Tuesday, January 29, 2008

Meat-based psychic predictions. (originally posted October 26, 2006)

I'm not a morning person, and this point has been magnified since I moved to my new apartment in Williamsburg, Brooklyn. My room is in the back of the apartment. Therefore, I never receive much light into my bedroom in the mornings, or ever for that matter. So imagine being snug in bed, warm and cozy, in a dark room. Yeah, I know what you're thinking. You wouldn't want to get out of bed either.

Because of this lack of wanting to go outside and function like a normal human being in the morning, I tend to be somewhat groggy until I get to work and actually start having to use my brain.
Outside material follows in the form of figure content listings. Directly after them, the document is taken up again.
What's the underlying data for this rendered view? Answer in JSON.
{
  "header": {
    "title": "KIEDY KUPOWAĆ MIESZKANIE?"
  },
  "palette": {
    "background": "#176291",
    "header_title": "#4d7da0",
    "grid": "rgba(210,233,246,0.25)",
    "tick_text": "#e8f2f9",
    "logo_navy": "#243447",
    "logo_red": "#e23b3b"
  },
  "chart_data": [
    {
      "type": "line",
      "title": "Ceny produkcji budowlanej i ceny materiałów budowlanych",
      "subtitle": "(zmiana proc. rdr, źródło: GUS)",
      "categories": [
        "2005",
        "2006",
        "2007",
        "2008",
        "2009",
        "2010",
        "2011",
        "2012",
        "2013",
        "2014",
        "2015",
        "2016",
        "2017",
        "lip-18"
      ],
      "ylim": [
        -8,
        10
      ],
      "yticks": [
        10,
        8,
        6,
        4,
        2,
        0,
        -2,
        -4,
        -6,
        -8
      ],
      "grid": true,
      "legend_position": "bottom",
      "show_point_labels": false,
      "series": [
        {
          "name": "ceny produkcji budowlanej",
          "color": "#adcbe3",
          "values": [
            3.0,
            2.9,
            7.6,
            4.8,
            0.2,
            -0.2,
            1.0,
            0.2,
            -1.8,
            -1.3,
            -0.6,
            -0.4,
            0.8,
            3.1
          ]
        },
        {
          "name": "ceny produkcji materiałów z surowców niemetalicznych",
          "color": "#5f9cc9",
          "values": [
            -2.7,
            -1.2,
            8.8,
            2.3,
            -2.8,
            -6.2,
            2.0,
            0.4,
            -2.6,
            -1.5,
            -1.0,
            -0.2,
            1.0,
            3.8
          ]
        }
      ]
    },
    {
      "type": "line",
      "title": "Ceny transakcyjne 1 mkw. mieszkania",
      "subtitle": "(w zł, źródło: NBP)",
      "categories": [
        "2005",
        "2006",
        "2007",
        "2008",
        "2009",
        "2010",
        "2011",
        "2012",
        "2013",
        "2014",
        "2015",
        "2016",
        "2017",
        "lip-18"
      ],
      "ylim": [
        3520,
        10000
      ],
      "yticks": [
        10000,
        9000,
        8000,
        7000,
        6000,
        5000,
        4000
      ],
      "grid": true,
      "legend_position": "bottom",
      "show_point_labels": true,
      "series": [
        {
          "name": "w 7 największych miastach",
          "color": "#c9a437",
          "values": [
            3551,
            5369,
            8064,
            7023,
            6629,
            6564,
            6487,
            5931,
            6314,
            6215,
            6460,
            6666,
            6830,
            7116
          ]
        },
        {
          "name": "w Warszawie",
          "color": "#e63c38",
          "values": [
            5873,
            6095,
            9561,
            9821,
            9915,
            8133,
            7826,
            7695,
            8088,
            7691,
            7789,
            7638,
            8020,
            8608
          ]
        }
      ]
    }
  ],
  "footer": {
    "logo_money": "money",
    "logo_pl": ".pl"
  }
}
My typical commute consists of a five to ten minute walk to the Bedford Avenue L train stop, a 10 to 15 minute ride into the city (which only consists of four stops, but with the crowds, it feels like a lot longer), and in the end, I end up at 14th Street and 6th Avenue. I then walk up 6th Avenue, take a right onto to 17th Street and walk about half a block, and presto. I'm at work.
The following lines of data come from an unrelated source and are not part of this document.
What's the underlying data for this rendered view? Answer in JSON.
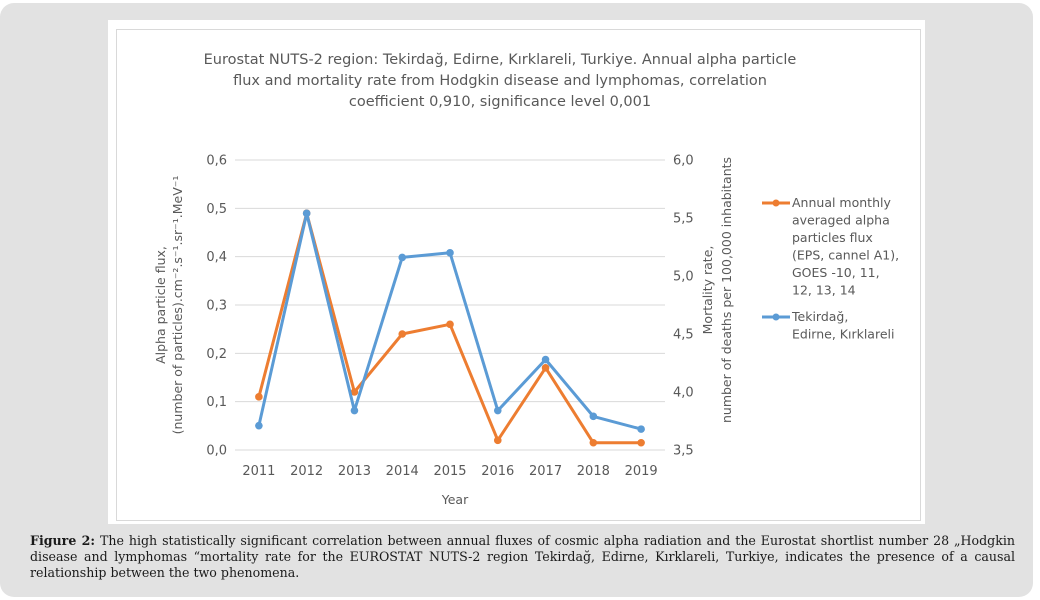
{
  "chart_data": {
    "type": "line",
    "title_lines": [
      "Eurostat NUTS-2 region: Tekirdağ, Edirne, Kırklareli, Turkiye. Annual alpha particle",
      "flux and mortality rate from Hodgkin disease and lymphomas,  correlation",
      "coefficient 0,910, significance level 0,001"
    ],
    "categories": [
      "2011",
      "2012",
      "2013",
      "2014",
      "2015",
      "2016",
      "2017",
      "2018",
      "2019"
    ],
    "xlabel": "Year",
    "y_left": {
      "label_lines": [
        "Alpha particle flux,",
        "(number of particles).cm⁻².s⁻¹.sr⁻¹.MeV⁻¹"
      ],
      "range": [
        0.0,
        0.6
      ],
      "ticks": [
        "0,0",
        "0,1",
        "0,2",
        "0,3",
        "0,4",
        "0,5",
        "0,6"
      ]
    },
    "y_right": {
      "label_lines": [
        "Mortality rate,",
        "number of deaths per 100,000 inhabitants"
      ],
      "range": [
        3.5,
        6.0
      ],
      "ticks": [
        "3,5",
        "4,0",
        "4,5",
        "5,0",
        "5,5",
        "6,0"
      ]
    },
    "grid": true,
    "legend_position": "right",
    "series": [
      {
        "name": "Annual monthly averaged alpha particles flux (EPS, cannel A1), GOES -10, 11, 12, 13, 14",
        "legend_lines": [
          "Annual monthly",
          "averaged alpha",
          "particles flux",
          "(EPS, cannel A1),",
          "GOES -10, 11,",
          "12, 13, 14"
        ],
        "axis": "left",
        "color": "#ed7d31",
        "values": [
          0.11,
          0.49,
          0.12,
          0.24,
          0.26,
          0.02,
          0.17,
          0.015,
          0.015
        ]
      },
      {
        "name": "Tekirdağ, Edirne, Kırklareli",
        "legend_lines": [
          "Tekirdağ,",
          "Edirne, Kırklareli"
        ],
        "axis": "right",
        "color": "#5b9bd5",
        "values": [
          3.71,
          5.54,
          3.84,
          5.16,
          5.2,
          3.84,
          4.28,
          3.79,
          3.68
        ]
      }
    ]
  },
  "caption": {
    "label": "Figure 2:",
    "text": " The high statistically significant correlation between annual fluxes of cosmic alpha radiation and the Eurostat shortlist number 28 „Hodgkin disease and lymphomas “mortality rate for the EUROSTAT NUTS-2 region Tekirdağ, Edirne, Kırklareli, Turkiye, indicates the presence of a causal relationship between the two phenomena."
  }
}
On my journey from the subway station to the office, I walk past a multitude of businesses, restaurants, fruit stands, bagel carts, etc. But last Tuesday, I saw the most glorious business ever. Outside of a shop located between 14th and 15th Street on 6th Avenue, there was a sign. And this sign, as if singlng from the heavens, said the following: "Ham and Tarot Card Readings."

My god! What could a ham possibly have to say?! What a magnificent idea! Perhaps my future lies in the honey glazed predictive powers of a lunch meat! Sadly, the preceeding statements were actual thoughts of mine. And what's even more depressing is that I actually stopped on the sidewalk and thought this. I wasn't counting the seconds, but this lasted all about 30 of them. After I focused in on the sign again, I realized it didn't say "ham," but instead said "palm." Palm and Tarot Card Readings is what was being advertised. Well that's pretty fucking boring.
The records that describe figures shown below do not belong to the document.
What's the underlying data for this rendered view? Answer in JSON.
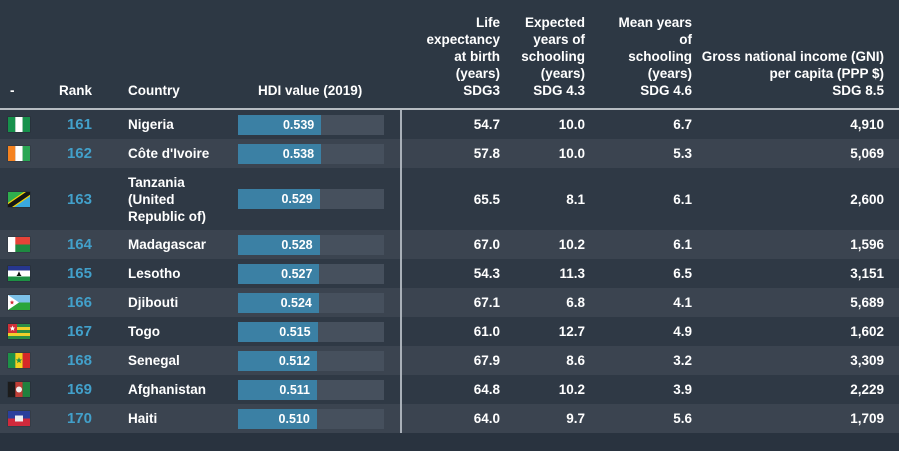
{
  "table": {
    "columns": [
      {
        "key": "flag",
        "label": "-",
        "sdg": ""
      },
      {
        "key": "rank",
        "label": "Rank",
        "sdg": ""
      },
      {
        "key": "country",
        "label": "Country",
        "sdg": ""
      },
      {
        "key": "hdi",
        "label": "HDI value (2019)",
        "sdg": ""
      },
      {
        "key": "life",
        "label": "Life expectancy at birth (years)",
        "sdg": "SDG3"
      },
      {
        "key": "eys",
        "label": "Expected years of schooling (years)",
        "sdg": "SDG 4.3"
      },
      {
        "key": "mys",
        "label": "Mean years of schooling (years)",
        "sdg": "SDG 4.6"
      },
      {
        "key": "gni",
        "label": "Gross national income (GNI) per capita (PPP $)",
        "sdg": "SDG 8.5"
      }
    ],
    "hdi_bar_scale_max": 0.945,
    "rows": [
      {
        "rank": "161",
        "country": "Nigeria",
        "hdi": "0.539",
        "life": "54.7",
        "eys": "10.0",
        "mys": "6.7",
        "gni": "4,910",
        "flag": {
          "type": "v",
          "name": "nigeria-flag",
          "stripes": [
            "#17914c",
            "#ffffff",
            "#17914c"
          ]
        }
      },
      {
        "rank": "162",
        "country": "Côte d'Ivoire",
        "hdi": "0.538",
        "life": "57.8",
        "eys": "10.0",
        "mys": "5.3",
        "gni": "5,069",
        "flag": {
          "type": "v",
          "name": "cote-divoire-flag",
          "stripes": [
            "#f58220",
            "#ffffff",
            "#2aa654"
          ]
        }
      },
      {
        "rank": "163",
        "country": "Tanzania (United Republic of)",
        "hdi": "0.529",
        "life": "65.5",
        "eys": "8.1",
        "mys": "6.1",
        "gni": "2,600",
        "flag": {
          "type": "tz",
          "name": "tanzania-flag",
          "top": "#2fae4e",
          "bottom": "#3aa8de",
          "band": "#151515",
          "edge": "#f2cf08"
        }
      },
      {
        "rank": "164",
        "country": "Madagascar",
        "hdi": "0.528",
        "life": "67.0",
        "eys": "10.2",
        "mys": "6.1",
        "gni": "1,596",
        "flag": {
          "type": "mg",
          "name": "madagascar-flag",
          "left": "#ffffff",
          "top": "#e64338",
          "bottom": "#1e8a41"
        }
      },
      {
        "rank": "165",
        "country": "Lesotho",
        "hdi": "0.527",
        "life": "54.3",
        "eys": "11.3",
        "mys": "6.5",
        "gni": "3,151",
        "flag": {
          "type": "ls",
          "name": "lesotho-flag",
          "stripes": [
            "#26368f",
            "#ffffff",
            "#1d9144"
          ],
          "emblem": "#111111"
        }
      },
      {
        "rank": "166",
        "country": "Djibouti",
        "hdi": "0.524",
        "life": "67.1",
        "eys": "6.8",
        "mys": "4.1",
        "gni": "5,689",
        "flag": {
          "type": "dj",
          "name": "djibouti-flag",
          "top": "#7cc1e8",
          "bottom": "#2aa53a",
          "triangle": "#ffffff",
          "star": "#d22730"
        }
      },
      {
        "rank": "167",
        "country": "Togo",
        "hdi": "0.515",
        "life": "61.0",
        "eys": "12.7",
        "mys": "4.9",
        "gni": "1,602",
        "flag": {
          "type": "tg",
          "name": "togo-flag",
          "green": "#2b8d46",
          "yellow": "#f0d02a",
          "canton": "#cf3038",
          "star": "#ffffff"
        }
      },
      {
        "rank": "168",
        "country": "Senegal",
        "hdi": "0.512",
        "life": "67.9",
        "eys": "8.6",
        "mys": "3.2",
        "gni": "3,309",
        "flag": {
          "type": "v3star",
          "name": "senegal-flag",
          "stripes": [
            "#1e9148",
            "#f5d21f",
            "#d62828"
          ],
          "star": "#1e9148"
        }
      },
      {
        "rank": "169",
        "country": "Afghanistan",
        "hdi": "0.511",
        "life": "64.8",
        "eys": "10.2",
        "mys": "3.9",
        "gni": "2,229",
        "flag": {
          "type": "v3emblem",
          "name": "afghanistan-flag",
          "stripes": [
            "#1c1c1c",
            "#bf3d35",
            "#20803d"
          ],
          "emblem": "#f0f0f0"
        }
      },
      {
        "rank": "170",
        "country": "Haiti",
        "hdi": "0.510",
        "life": "64.0",
        "eys": "9.7",
        "mys": "5.6",
        "gni": "1,709",
        "flag": {
          "type": "ht",
          "name": "haiti-flag",
          "top": "#2b3f9c",
          "bottom": "#d12a3c",
          "panel": "#eceff1"
        }
      }
    ]
  },
  "colors": {
    "rank_link": "#42a0ca",
    "bar_fill": "#3b80a4",
    "bar_track": "#46505d",
    "row_dark": "#2f3945",
    "row_light": "#3b4450",
    "header_bg": "#2d3844",
    "divider": "#a9b0b8"
  }
}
I think the most shocking part of this is that I actually considered going into this place of business when I thought they could read a ham. Was I supposed to bring in a ham? Is there such a thing as "my ham"? What constitutes a ham being close enough to me that would it allow it know my future? Would I tell this ham my secrets? Would I confide in the ham when I had a bad day? Would I take the ham with me when I ran errands? How deeply would I be with this ham? If you've made it this far into the story, or just this far in this particular paragraph, you've essentially just taken a field trip into my brain. I know, it's sort of weird.

Now excuse me, my pack of frozen hot dogs and I are going to watch Law and Order.